Our Diverse Community

Since the school’s founding, Blue Oak has been committed to providing a standout progressive education to children of diverse backgrounds and interests.

At Blue Oak, we firmly believe that all students and educators benefit from being part of a diverse community where children and adults alike are opened to new perspectives and points of view. As a member school, Blue Oak embraces NAIS’s shared “Principles of Good Practice.” These principles wisely exhort us to “value the representation and full engagement of individuals whose differences include – but are not limited to – age, ethnicity, family makeup, gender, learning style, physical ability, race, religion, sexual orientation, and socioeconomic status.”

Diversity Kids At The Rail

As a progressive school, Blue Oak also embraces a century-long commitment to educating students to be active participants in our democracy. Blue Oak’s seven core principles of teaching and learning promote a commitment to the common good, and to the everyday practice of appreciating the value of diverse perspectives.

In the lower school, for example, each grade’s “social study” challenges children to discover for themselves the myriad ways that they are connected to each other and to our community: from self to school to neighborhood to region to state to nation. As progressive educators put it, this is a developmentally sound and meaningful way of linking the “here and now” to the “far and away.”
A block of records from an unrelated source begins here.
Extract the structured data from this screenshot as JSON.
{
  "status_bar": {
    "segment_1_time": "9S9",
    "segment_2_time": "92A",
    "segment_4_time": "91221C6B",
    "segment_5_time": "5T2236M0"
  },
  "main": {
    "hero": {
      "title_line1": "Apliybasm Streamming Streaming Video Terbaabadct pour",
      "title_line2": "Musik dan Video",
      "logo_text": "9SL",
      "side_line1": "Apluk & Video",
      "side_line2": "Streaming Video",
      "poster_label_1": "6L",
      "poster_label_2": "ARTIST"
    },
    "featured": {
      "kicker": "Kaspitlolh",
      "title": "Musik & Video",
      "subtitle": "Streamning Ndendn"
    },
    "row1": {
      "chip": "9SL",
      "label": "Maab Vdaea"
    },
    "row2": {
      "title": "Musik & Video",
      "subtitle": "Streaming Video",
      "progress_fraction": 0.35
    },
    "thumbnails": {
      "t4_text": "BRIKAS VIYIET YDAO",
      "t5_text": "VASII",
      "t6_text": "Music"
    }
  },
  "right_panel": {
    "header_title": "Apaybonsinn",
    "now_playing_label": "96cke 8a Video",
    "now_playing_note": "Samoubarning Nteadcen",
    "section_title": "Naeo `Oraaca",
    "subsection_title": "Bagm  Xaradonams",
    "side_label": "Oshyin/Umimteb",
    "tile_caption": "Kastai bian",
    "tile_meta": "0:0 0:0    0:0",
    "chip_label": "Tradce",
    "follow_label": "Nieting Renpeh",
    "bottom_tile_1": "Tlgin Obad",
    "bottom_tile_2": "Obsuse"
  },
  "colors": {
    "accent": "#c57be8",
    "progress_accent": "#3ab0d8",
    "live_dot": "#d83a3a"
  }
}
In the middle school, an inquiry-based “bottom up” approach to knowledge similarly promotes an inclusive stance in our students. As a result of their Blue Oak education, our students graduate as avid “problem finders” and “solution generators” who care deeply about issues of sustainability, justice, and truth. As philosopher John Dewey so rightly put it in Democracy and Education, “The best type of teaching bears in mind the desirability of effecting this interconnection. It puts the student in the habitual attitude of finding points of contact and mutual bearings.”